'Avoid touch, just tap if needed'
STAY CLEAR: At BYCH Hot Yoga, teachers refrain from touching students. Ms Diane Lee demonstrating how she corrects a student's pose. - TNP PHOTO: ARIFFIN JAMAR
Bikram yoga is a style of yoga that Bikram Choudhury developed in the 1970s.
It involves a series of 26 postures, developed from the traditional hatha yoga techniques.
What makes it so hot?
The 40 deg C room that it is usually practised in.
Along with the heat, Bikram yoga is run with a dialogue that instructors have to recite verbatim. The dialogue is akin to instructions that guide the students into each position.

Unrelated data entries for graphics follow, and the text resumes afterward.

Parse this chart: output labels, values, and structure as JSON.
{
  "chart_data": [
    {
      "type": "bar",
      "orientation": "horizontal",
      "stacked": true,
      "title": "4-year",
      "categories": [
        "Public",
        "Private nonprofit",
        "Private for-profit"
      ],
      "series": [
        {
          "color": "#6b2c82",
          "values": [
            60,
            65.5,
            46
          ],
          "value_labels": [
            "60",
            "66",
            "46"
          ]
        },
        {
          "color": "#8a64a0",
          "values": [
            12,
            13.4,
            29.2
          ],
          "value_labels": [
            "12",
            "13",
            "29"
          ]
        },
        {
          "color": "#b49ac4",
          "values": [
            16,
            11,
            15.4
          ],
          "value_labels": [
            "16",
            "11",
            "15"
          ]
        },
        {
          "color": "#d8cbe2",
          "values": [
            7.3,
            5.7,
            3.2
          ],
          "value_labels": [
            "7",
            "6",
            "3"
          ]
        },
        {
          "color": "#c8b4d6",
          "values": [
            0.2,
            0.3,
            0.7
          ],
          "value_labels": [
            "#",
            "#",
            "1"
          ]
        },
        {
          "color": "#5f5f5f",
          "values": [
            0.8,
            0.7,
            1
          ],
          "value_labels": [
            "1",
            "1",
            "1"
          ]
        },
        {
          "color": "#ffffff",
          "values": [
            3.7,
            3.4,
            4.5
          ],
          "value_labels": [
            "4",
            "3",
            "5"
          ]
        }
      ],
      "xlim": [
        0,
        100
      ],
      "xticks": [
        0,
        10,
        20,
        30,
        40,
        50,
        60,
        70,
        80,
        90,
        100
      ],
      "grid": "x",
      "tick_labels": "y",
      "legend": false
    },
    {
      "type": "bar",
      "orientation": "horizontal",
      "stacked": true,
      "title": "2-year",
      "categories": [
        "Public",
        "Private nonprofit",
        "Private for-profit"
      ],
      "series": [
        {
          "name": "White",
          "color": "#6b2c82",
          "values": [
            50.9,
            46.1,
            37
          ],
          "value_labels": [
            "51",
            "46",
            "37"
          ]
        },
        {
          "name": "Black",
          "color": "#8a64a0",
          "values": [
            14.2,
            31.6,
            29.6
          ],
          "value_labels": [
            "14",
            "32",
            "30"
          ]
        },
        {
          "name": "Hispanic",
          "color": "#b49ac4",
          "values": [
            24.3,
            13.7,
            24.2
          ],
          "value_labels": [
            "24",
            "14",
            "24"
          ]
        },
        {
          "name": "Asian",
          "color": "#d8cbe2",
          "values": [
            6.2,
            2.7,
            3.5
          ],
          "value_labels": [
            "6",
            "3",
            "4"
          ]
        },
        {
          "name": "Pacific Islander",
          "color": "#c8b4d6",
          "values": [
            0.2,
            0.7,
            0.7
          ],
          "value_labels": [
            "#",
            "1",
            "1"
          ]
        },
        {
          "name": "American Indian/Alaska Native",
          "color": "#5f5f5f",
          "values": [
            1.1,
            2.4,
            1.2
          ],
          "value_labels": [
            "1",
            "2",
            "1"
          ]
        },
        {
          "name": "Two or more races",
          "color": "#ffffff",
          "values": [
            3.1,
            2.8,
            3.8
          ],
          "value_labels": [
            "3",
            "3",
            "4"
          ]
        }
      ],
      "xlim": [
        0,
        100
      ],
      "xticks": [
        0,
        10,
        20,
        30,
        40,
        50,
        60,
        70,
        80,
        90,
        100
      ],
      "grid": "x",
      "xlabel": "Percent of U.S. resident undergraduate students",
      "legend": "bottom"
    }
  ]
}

On top of ensuring the teachers are qualified to teach the poses properly, the director of BYCH Hot Yoga, Ms Diane Lee, also expects her teachers to know the dialogue.
She says: "If you don't understand the foundation of yoga, you are going to cause a lot of injuries."
She has 11 or 12 part-time and full-time teachers.
On the certification of her teachers, she says: "I don't want to sign that paper until I am sure they can teach."
She finds the discipline and focus a vital and much-appreciated aspect of Bikram yoga for her.
- Avoid physical touch to correct students
- If needed, tap, not tug
She has seen yoga instructors direct students into positions more forcefully, which is not a practice she agrees with.
"Our teachers are not super flexible either, so they understand how hard it is to get that flexibility.
"Sometimes we will tap the shoulders. Other styles of yoga may have physical touch involved, moving parts of their bodies here and there," she says.
"You have to be careful. In our studio, it is easier because we have mostly female instructors."